If you’ve been putting off visiting Ireland, it just may be time to start planning a trip. That’s because Ireland’s prime minister recently announced the country plans to drop almost all of its COVID-19 restrictions in October.
“Because of the effort of our vaccination team and because you have stepped up to the mark and taken the vaccine when it was offered, we are now entering a whole new phase of the pandemic,” Prime Minister Micheál Martin said in a televised address, Reuters reports.
More than 88 percent of Ireland’s citizens who are over 18 are fully vaccinated from COVID-19, according to the prime minister’s office. Almost 92 percent of the country’s citizens over the age of 18 have received at least one dose of the vaccine.
A Strict Lockdown
For months, Ireland maintained what some people called the most stringent COVID-19 restriction in Europe. That all changed this summer.
On July 19, Ireland adopted the European Union’s COVID-19 certificate so citizens could travel to the EU — and visitors could travel from the EU to Ireland. What’s more, people from Britain and the U.S. were able to travel to Ireland then as well.
“This is an important time for us all,” Prime Minister Martin said at the time during a national address, a BBC article reported. “After the trauma of the last 15 months, we are finally taking definite steps toward enjoying normal times with friends and loved ones again. We are almost back to a point where we can enjoy the ordinary and extraordinary moments in our lives; the excitement and relief is palpable.”
“Subject to the continuation of this [vaccination] progress, we will enter a final phase on October 22, which is likely to last until at least next Spring,” the prime minister’s office explained in a statement. “This phase will see the majority of restrictions lifted and replaced by guidance and advice to enable us to work together to protect ourselves and to live our lives to the fullest extent possible.”
Even so, the statement does go on to caution that “we will need to continue to monitor the ongoing risk from the disease and take steps individually and collectively in our everyday lives to keep this risk under control.”
Here’s how restrictions will be eased:
Beginning on September 6, organized indoor events and mass gatherings in Ireland can take place with venue capacity limits of 60 percent — when all attendees are vaccinated or immune. Cinemas and theaters will also operate at 60 percent of capacity limits, again, when all patrons are vaccinated or immune.
Organized outdoor events and mass gatherings can take place with venue capacity limits of 75 percent when all attendees are vaccinated or immune.
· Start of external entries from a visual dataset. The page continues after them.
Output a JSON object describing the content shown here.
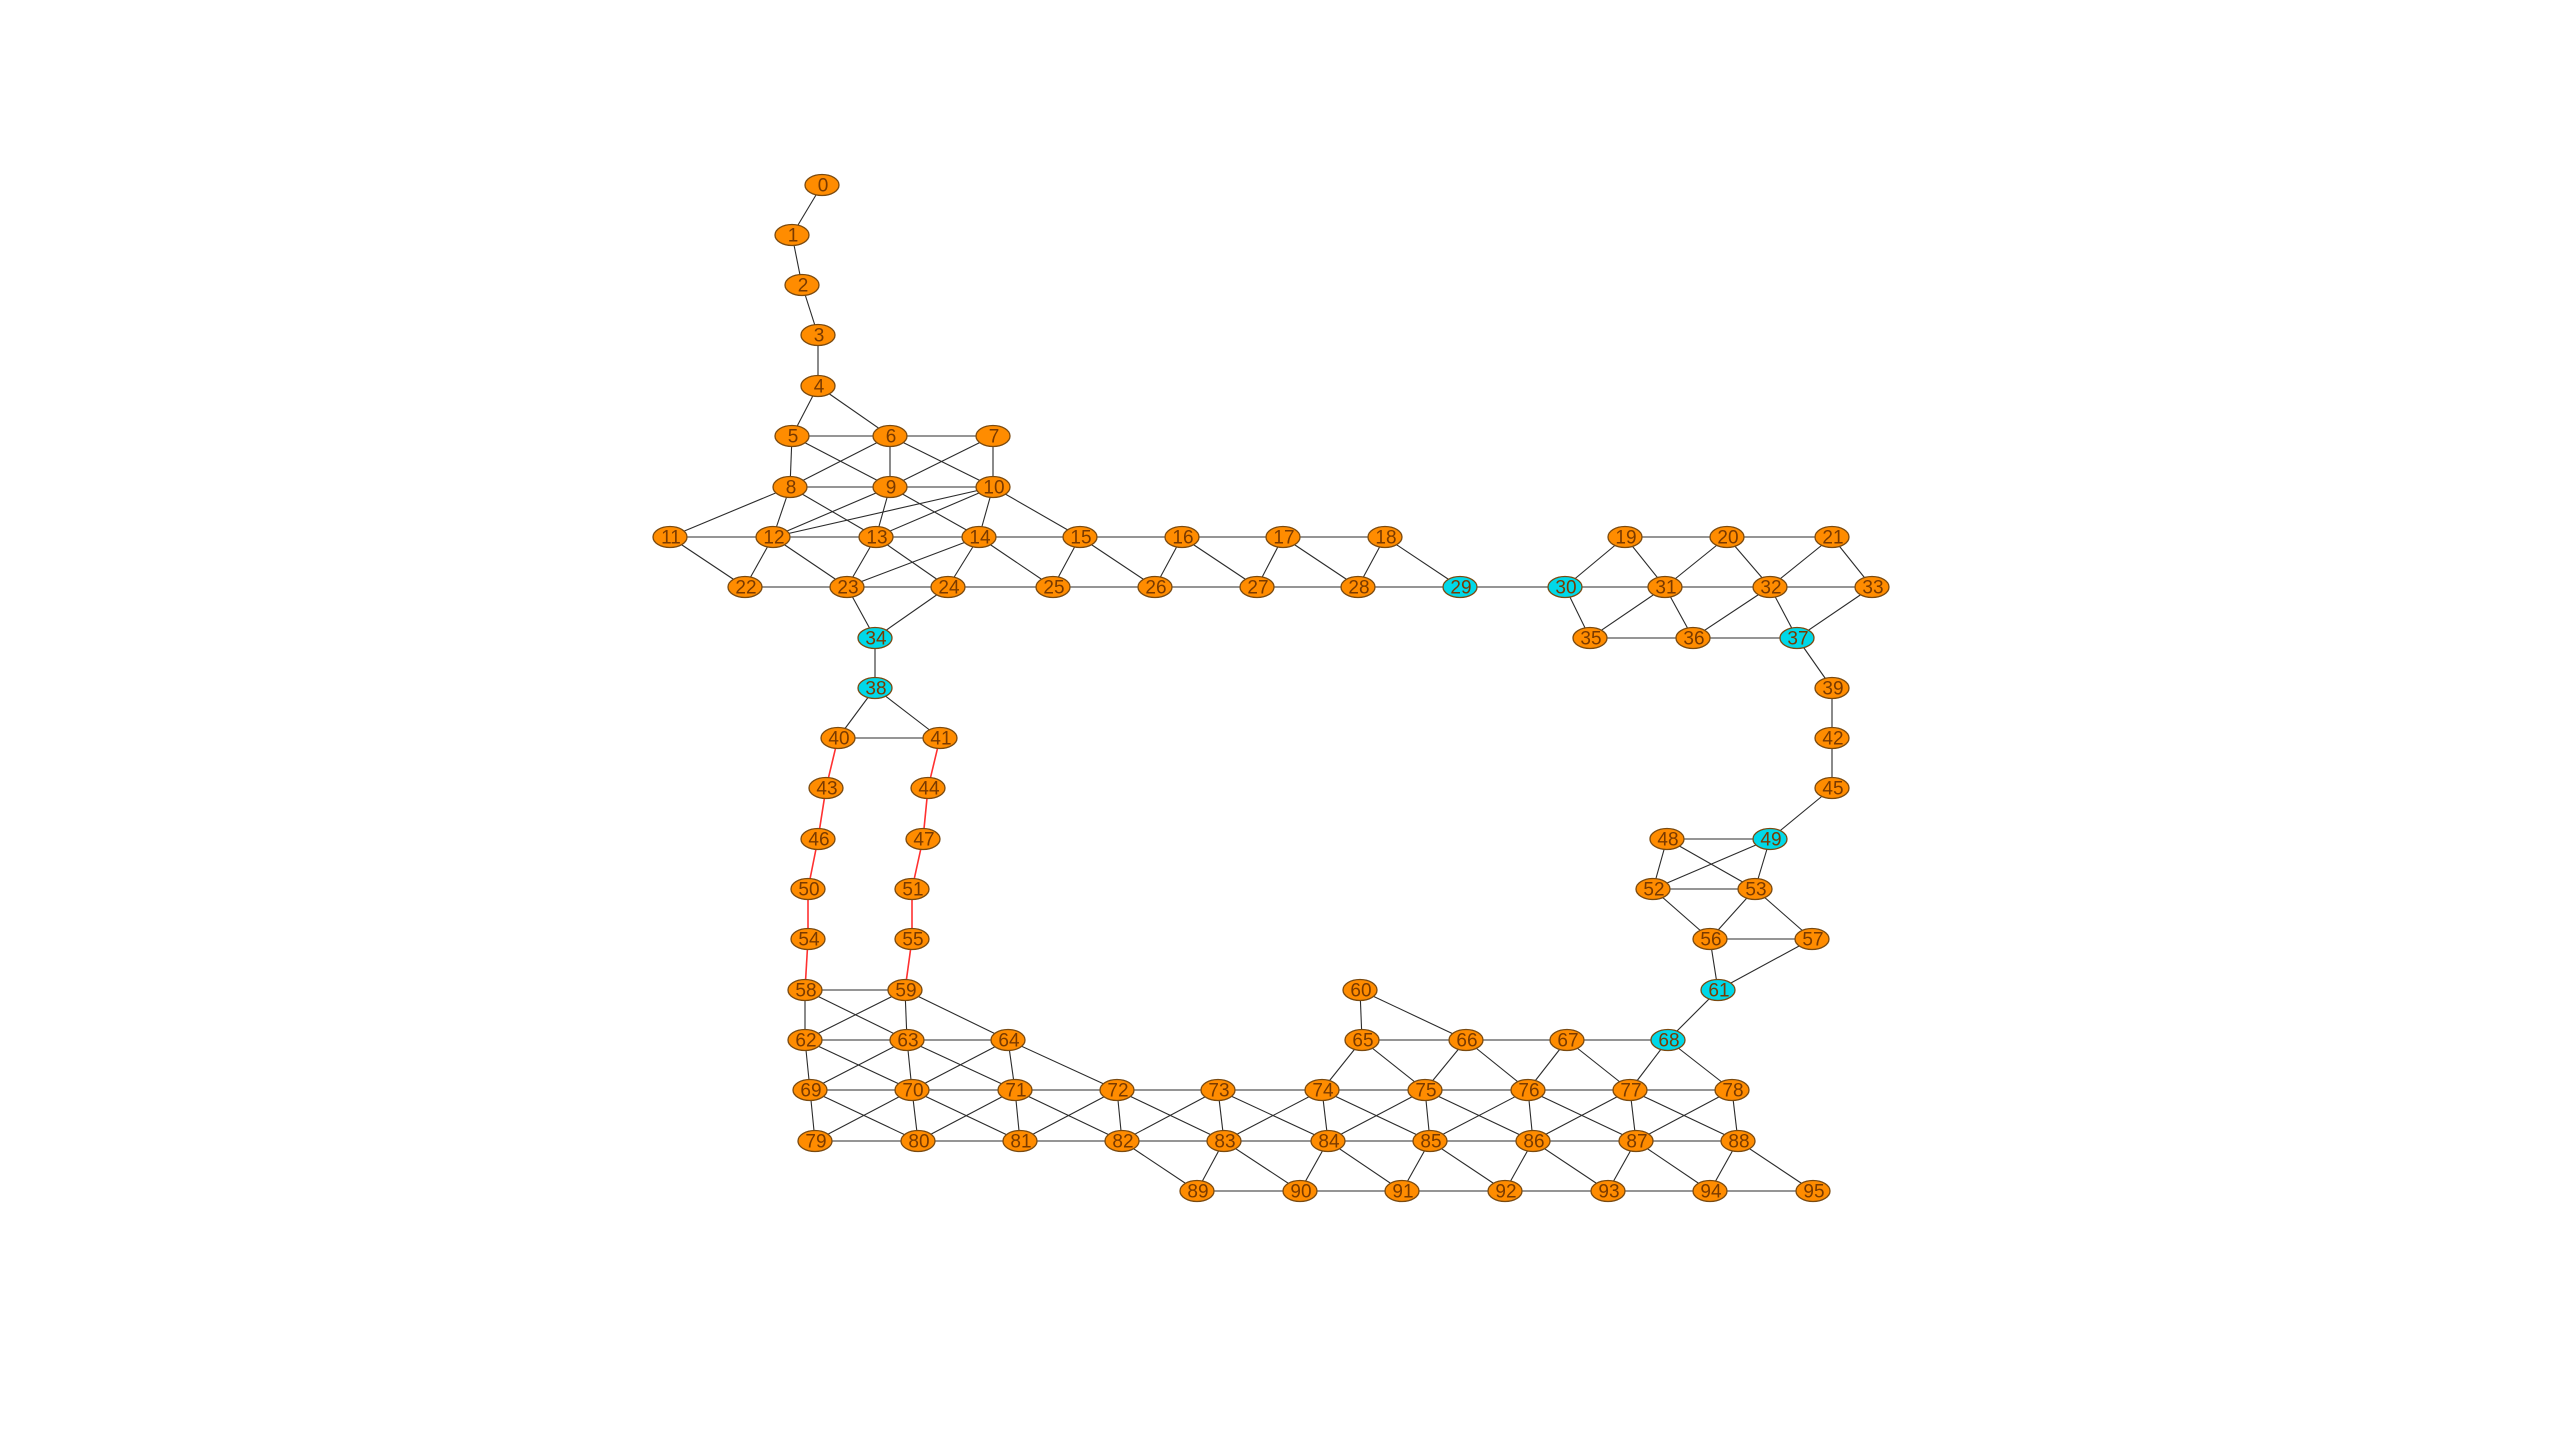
{
  "graph": {
    "colors": {
      "node_default": "#ff8c00",
      "node_highlight": "#00d8e8",
      "edge_default": "#2b2b2b",
      "edge_highlight": "#ff3030"
    },
    "nodes": [
      {
        "id": "0",
        "label": "0",
        "group": "default"
      },
      {
        "id": "1",
        "label": "1",
        "group": "default"
      },
      {
        "id": "2",
        "label": "2",
        "group": "default"
      },
      {
        "id": "3",
        "label": "3",
        "group": "default"
      },
      {
        "id": "4",
        "label": "4",
        "group": "default"
      },
      {
        "id": "5",
        "label": "5",
        "group": "default"
      },
      {
        "id": "6",
        "label": "6",
        "group": "default"
      },
      {
        "id": "7",
        "label": "7",
        "group": "default"
      },
      {
        "id": "8",
        "label": "8",
        "group": "default"
      },
      {
        "id": "9",
        "label": "9",
        "group": "default"
      },
      {
        "id": "10",
        "label": "10",
        "group": "default"
      },
      {
        "id": "11",
        "label": "11",
        "group": "default"
      },
      {
        "id": "12",
        "label": "12",
        "group": "default"
      },
      {
        "id": "13",
        "label": "13",
        "group": "default"
      },
      {
        "id": "14",
        "label": "14",
        "group": "default"
      },
      {
        "id": "15",
        "label": "15",
        "group": "default"
      },
      {
        "id": "16",
        "label": "16",
        "group": "default"
      },
      {
        "id": "17",
        "label": "17",
        "group": "default"
      },
      {
        "id": "18",
        "label": "18",
        "group": "default"
      },
      {
        "id": "19",
        "label": "19",
        "group": "default"
      },
      {
        "id": "20",
        "label": "20",
        "group": "default"
      },
      {
        "id": "21",
        "label": "21",
        "group": "default"
      },
      {
        "id": "22",
        "label": "22",
        "group": "default"
      },
      {
        "id": "23",
        "label": "23",
        "group": "default"
      },
      {
        "id": "24",
        "label": "24",
        "group": "default"
      },
      {
        "id": "25",
        "label": "25",
        "group": "default"
      },
      {
        "id": "26",
        "label": "26",
        "group": "default"
      },
      {
        "id": "27",
        "label": "27",
        "group": "default"
      },
      {
        "id": "28",
        "label": "28",
        "group": "default"
      },
      {
        "id": "29",
        "label": "29",
        "group": "highlight"
      },
      {
        "id": "30",
        "label": "30",
        "group": "highlight"
      },
      {
        "id": "31",
        "label": "31",
        "group": "default"
      },
      {
        "id": "32",
        "label": "32",
        "group": "default"
      },
      {
        "id": "33",
        "label": "33",
        "group": "default"
      },
      {
        "id": "34",
        "label": "34",
        "group": "highlight"
      },
      {
        "id": "35",
        "label": "35",
        "group": "default"
      },
      {
        "id": "36",
        "label": "36",
        "group": "default"
      },
      {
        "id": "37",
        "label": "37",
        "group": "highlight"
      },
      {
        "id": "38",
        "label": "38",
        "group": "highlight"
      },
      {
        "id": "39",
        "label": "39",
        "group": "default"
      },
      {
        "id": "40",
        "label": "40",
        "group": "default"
      },
      {
        "id": "41",
        "label": "41",
        "group": "default"
      },
      {
        "id": "42",
        "label": "42",
        "group": "default"
      },
      {
        "id": "43",
        "label": "43",
        "group": "default"
      },
      {
        "id": "44",
        "label": "44",
        "group": "default"
      },
      {
        "id": "45",
        "label": "45",
        "group": "default"
      },
      {
        "id": "46",
        "label": "46",
        "group": "default"
      },
      {
        "id": "47",
        "label": "47",
        "group": "default"
      },
      {
        "id": "48",
        "label": "48",
        "group": "default"
      },
      {
        "id": "49",
        "label": "49",
        "group": "highlight"
      },
      {
        "id": "50",
        "label": "50",
        "group": "default"
      },
      {
        "id": "51",
        "label": "51",
        "group": "default"
      },
      {
        "id": "52",
        "label": "52",
        "group": "default"
      },
      {
        "id": "53",
        "label": "53",
        "group": "default"
      },
      {
        "id": "54",
        "label": "54",
        "group": "default"
      },
      {
        "id": "55",
        "label": "55",
        "group": "default"
      },
      {
        "id": "56",
        "label": "56",
        "group": "default"
      },
      {
        "id": "57",
        "label": "57",
        "group": "default"
      },
      {
        "id": "58",
        "label": "58",
        "group": "default"
      },
      {
        "id": "59",
        "label": "59",
        "group": "default"
      },
      {
        "id": "60",
        "label": "60",
        "group": "default"
      },
      {
        "id": "61",
        "label": "61",
        "group": "highlight"
      },
      {
        "id": "62",
        "label": "62",
        "group": "default"
      },
      {
        "id": "63",
        "label": "63",
        "group": "default"
      },
      {
        "id": "64",
        "label": "64",
        "group": "default"
      },
      {
        "id": "65",
        "label": "65",
        "group": "default"
      },
      {
        "id": "66",
        "label": "66",
        "group": "default"
      },
      {
        "id": "67",
        "label": "67",
        "group": "default"
      },
      {
        "id": "68",
        "label": "68",
        "group": "highlight"
      },
      {
        "id": "69",
        "label": "69",
        "group": "default"
      },
      {
        "id": "70",
        "label": "70",
        "group": "default"
      },
      {
        "id": "71",
        "label": "71",
        "group": "default"
      },
      {
        "id": "72",
        "label": "72",
        "group": "default"
      },
      {
        "id": "73",
        "label": "73",
        "group": "default"
      },
      {
        "id": "74",
        "label": "74",
        "group": "default"
      },
      {
        "id": "75",
        "label": "75",
        "group": "default"
      },
      {
        "id": "76",
        "label": "76",
        "group": "default"
      },
      {
        "id": "77",
        "label": "77",
        "group": "default"
      },
      {
        "id": "78",
        "label": "78",
        "group": "default"
      },
      {
        "id": "79",
        "label": "79",
        "group": "default"
      },
      {
        "id": "80",
        "label": "80",
        "group": "default"
      },
      {
        "id": "81",
        "label": "81",
        "group": "default"
      },
      {
        "id": "82",
        "label": "82",
        "group": "default"
      },
      {
        "id": "83",
        "label": "83",
        "group": "default"
      },
      {
        "id": "84",
        "label": "84",
        "group": "default"
      },
      {
        "id": "85",
        "label": "85",
        "group": "default"
      },
      {
        "id": "86",
        "label": "86",
        "group": "default"
      },
      {
        "id": "87",
        "label": "87",
        "group": "default"
      },
      {
        "id": "88",
        "label": "88",
        "group": "default"
      },
      {
        "id": "89",
        "label": "89",
        "group": "default"
      },
      {
        "id": "90",
        "label": "90",
        "group": "default"
      },
      {
        "id": "91",
        "label": "91",
        "group": "default"
      },
      {
        "id": "92",
        "label": "92",
        "group": "default"
      },
      {
        "id": "93",
        "label": "93",
        "group": "default"
      },
      {
        "id": "94",
        "label": "94",
        "group": "default"
      },
      {
        "id": "95",
        "label": "95",
        "group": "default"
      }
    ],
    "edges": [
      [
        "0",
        "1"
      ],
      [
        "1",
        "2"
      ],
      [
        "2",
        "3"
      ],
      [
        "3",
        "4"
      ],
      [
        "4",
        "5"
      ],
      [
        "4",
        "6"
      ],
      [
        "5",
        "6"
      ],
      [
        "6",
        "7"
      ],
      [
        "5",
        "8"
      ],
      [
        "5",
        "9"
      ],
      [
        "6",
        "8"
      ],
      [
        "6",
        "9"
      ],
      [
        "6",
        "10"
      ],
      [
        "7",
        "9"
      ],
      [
        "7",
        "10"
      ],
      [
        "8",
        "9"
      ],
      [
        "9",
        "10"
      ],
      [
        "8",
        "11"
      ],
      [
        "8",
        "12"
      ],
      [
        "8",
        "13"
      ],
      [
        "9",
        "12"
      ],
      [
        "9",
        "13"
      ],
      [
        "9",
        "14"
      ],
      [
        "10",
        "12"
      ],
      [
        "10",
        "13"
      ],
      [
        "10",
        "14"
      ],
      [
        "10",
        "15"
      ],
      [
        "11",
        "12"
      ],
      [
        "12",
        "13"
      ],
      [
        "13",
        "14"
      ],
      [
        "14",
        "15"
      ],
      [
        "15",
        "16"
      ],
      [
        "16",
        "17"
      ],
      [
        "17",
        "18"
      ],
      [
        "11",
        "22"
      ],
      [
        "12",
        "22"
      ],
      [
        "12",
        "23"
      ],
      [
        "13",
        "23"
      ],
      [
        "13",
        "24"
      ],
      [
        "14",
        "23"
      ],
      [
        "14",
        "24"
      ],
      [
        "14",
        "25"
      ],
      [
        "15",
        "25"
      ],
      [
        "15",
        "26"
      ],
      [
        "16",
        "26"
      ],
      [
        "16",
        "27"
      ],
      [
        "17",
        "27"
      ],
      [
        "17",
        "28"
      ],
      [
        "18",
        "28"
      ],
      [
        "18",
        "29"
      ],
      [
        "22",
        "23"
      ],
      [
        "23",
        "24"
      ],
      [
        "24",
        "25"
      ],
      [
        "25",
        "26"
      ],
      [
        "26",
        "27"
      ],
      [
        "27",
        "28"
      ],
      [
        "28",
        "29"
      ],
      [
        "29",
        "30"
      ],
      [
        "23",
        "34"
      ],
      [
        "24",
        "34"
      ],
      [
        "34",
        "38"
      ],
      [
        "38",
        "40"
      ],
      [
        "38",
        "41"
      ],
      [
        "40",
        "41"
      ],
      [
        "40",
        "43",
        "h"
      ],
      [
        "43",
        "46",
        "h"
      ],
      [
        "46",
        "50",
        "h"
      ],
      [
        "50",
        "54",
        "h"
      ],
      [
        "54",
        "58",
        "h"
      ],
      [
        "41",
        "44",
        "h"
      ],
      [
        "44",
        "47",
        "h"
      ],
      [
        "47",
        "51",
        "h"
      ],
      [
        "51",
        "55",
        "h"
      ],
      [
        "55",
        "59",
        "h"
      ],
      [
        "30",
        "19"
      ],
      [
        "30",
        "31"
      ],
      [
        "30",
        "35"
      ],
      [
        "19",
        "20"
      ],
      [
        "20",
        "21"
      ],
      [
        "19",
        "31"
      ],
      [
        "20",
        "31"
      ],
      [
        "20",
        "32"
      ],
      [
        "21",
        "32"
      ],
      [
        "21",
        "33"
      ],
      [
        "31",
        "32"
      ],
      [
        "32",
        "33"
      ],
      [
        "31",
        "35"
      ],
      [
        "31",
        "36"
      ],
      [
        "32",
        "36"
      ],
      [
        "32",
        "37"
      ],
      [
        "33",
        "37"
      ],
      [
        "35",
        "36"
      ],
      [
        "36",
        "37"
      ],
      [
        "37",
        "39"
      ],
      [
        "39",
        "42"
      ],
      [
        "42",
        "45"
      ],
      [
        "45",
        "49"
      ],
      [
        "48",
        "49"
      ],
      [
        "48",
        "52"
      ],
      [
        "48",
        "53"
      ],
      [
        "49",
        "52"
      ],
      [
        "49",
        "53"
      ],
      [
        "52",
        "53"
      ],
      [
        "52",
        "56"
      ],
      [
        "53",
        "56"
      ],
      [
        "53",
        "57"
      ],
      [
        "56",
        "57"
      ],
      [
        "56",
        "61"
      ],
      [
        "57",
        "61"
      ],
      [
        "61",
        "68"
      ],
      [
        "58",
        "59"
      ],
      [
        "58",
        "62"
      ],
      [
        "58",
        "63"
      ],
      [
        "59",
        "62"
      ],
      [
        "59",
        "63"
      ],
      [
        "59",
        "64"
      ],
      [
        "62",
        "63"
      ],
      [
        "63",
        "64"
      ],
      [
        "62",
        "69"
      ],
      [
        "62",
        "70"
      ],
      [
        "63",
        "69"
      ],
      [
        "63",
        "70"
      ],
      [
        "63",
        "71"
      ],
      [
        "64",
        "70"
      ],
      [
        "64",
        "71"
      ],
      [
        "64",
        "72"
      ],
      [
        "69",
        "70"
      ],
      [
        "70",
        "71"
      ],
      [
        "71",
        "72"
      ],
      [
        "72",
        "73"
      ],
      [
        "73",
        "74"
      ],
      [
        "74",
        "75"
      ],
      [
        "75",
        "76"
      ],
      [
        "76",
        "77"
      ],
      [
        "77",
        "78"
      ],
      [
        "69",
        "79"
      ],
      [
        "69",
        "80"
      ],
      [
        "70",
        "79"
      ],
      [
        "70",
        "80"
      ],
      [
        "70",
        "81"
      ],
      [
        "71",
        "80"
      ],
      [
        "71",
        "81"
      ],
      [
        "71",
        "82"
      ],
      [
        "72",
        "81"
      ],
      [
        "72",
        "82"
      ],
      [
        "72",
        "83"
      ],
      [
        "73",
        "82"
      ],
      [
        "73",
        "83"
      ],
      [
        "73",
        "84"
      ],
      [
        "74",
        "83"
      ],
      [
        "74",
        "84"
      ],
      [
        "74",
        "85"
      ],
      [
        "75",
        "84"
      ],
      [
        "75",
        "85"
      ],
      [
        "75",
        "86"
      ],
      [
        "76",
        "85"
      ],
      [
        "76",
        "86"
      ],
      [
        "76",
        "87"
      ],
      [
        "77",
        "86"
      ],
      [
        "77",
        "87"
      ],
      [
        "77",
        "88"
      ],
      [
        "78",
        "87"
      ],
      [
        "78",
        "88"
      ],
      [
        "79",
        "80"
      ],
      [
        "80",
        "81"
      ],
      [
        "81",
        "82"
      ],
      [
        "82",
        "83"
      ],
      [
        "83",
        "84"
      ],
      [
        "84",
        "85"
      ],
      [
        "85",
        "86"
      ],
      [
        "86",
        "87"
      ],
      [
        "87",
        "88"
      ],
      [
        "82",
        "89"
      ],
      [
        "83",
        "89"
      ],
      [
        "83",
        "90"
      ],
      [
        "84",
        "90"
      ],
      [
        "84",
        "91"
      ],
      [
        "85",
        "91"
      ],
      [
        "85",
        "92"
      ],
      [
        "86",
        "92"
      ],
      [
        "86",
        "93"
      ],
      [
        "87",
        "93"
      ],
      [
        "87",
        "94"
      ],
      [
        "88",
        "94"
      ],
      [
        "88",
        "95"
      ],
      [
        "89",
        "90"
      ],
      [
        "90",
        "91"
      ],
      [
        "91",
        "92"
      ],
      [
        "92",
        "93"
      ],
      [
        "93",
        "94"
      ],
      [
        "94",
        "95"
      ],
      [
        "60",
        "65"
      ],
      [
        "60",
        "66"
      ],
      [
        "65",
        "66"
      ],
      [
        "66",
        "67"
      ],
      [
        "67",
        "68"
      ],
      [
        "65",
        "74"
      ],
      [
        "65",
        "75"
      ],
      [
        "66",
        "75"
      ],
      [
        "66",
        "76"
      ],
      [
        "67",
        "76"
      ],
      [
        "67",
        "77"
      ],
      [
        "68",
        "77"
      ],
      [
        "68",
        "78"
      ]
    ]
  }
}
Then, beginning September 20, organized indoor group activities — including sports, arts, culture, and dance classes — can take place with capacity limits of 100 people when all attendees are vaccinated or immune. Restrictions on outdoor group activities will be removed.
Finally, beginning October 22, remaining restrictions will be lifted. At that time, there will no longer be requirements for physical distancing or wearing a mask while either indoors or outdoors.
Ireland will also lift the limits on the number of people at indoor and outdoor events and activities, restrictions on religious or civil ceremonies, limits on the number of people who can meet in private homes/gardens, and restrictions on high-risk activities such as attendance at nightclubs. Certification of vaccination, immunity, or a negative test result will no longer be required for access to, or engagement, at activities or events.
How To Travel To Ireland
Currently, the U.S. Embassy explains that to enter Ireland from the U.S., all passengers are required to complete a Passenger Locator Form, which will be used to streamline contact tracing in case the traveler is possibly exposed to COVID-19.
Travelers arriving in Ireland from the U.S. who present valid proof of vaccination or proof of recovery from COVID-19 within the past 180 days do not need to complete a travel-related test or quarantine.
On the other hand, travelers from the U.S. who do not have valid proof of vaccination or COVID-19 recovery will need to provide evidence of a negative result from an RT-PCR test taken within 72 hours prior to arrival in Ireland. Those travelers must also self-quarantine for 14 days in Ireland after arrival. However, that traveler can leave quarantine if they receive a negative result from an RT-PCR test taken 5 days or later after arrival in Ireland.
Know Before You Go
It’s worth noting that even though a high number of people in Ireland are fully vaccinated, the country has still seen a seven-day average of 1,542 new cases of COVID-19 daily. Secondly, based on guidance from the Centers for Disease Control and Prevention, the U.S. State Department has issued a “Level 4: Do Not Travel” alert for Ireland. The alert plainly states “Do not travel to Ireland due to COVID-19.”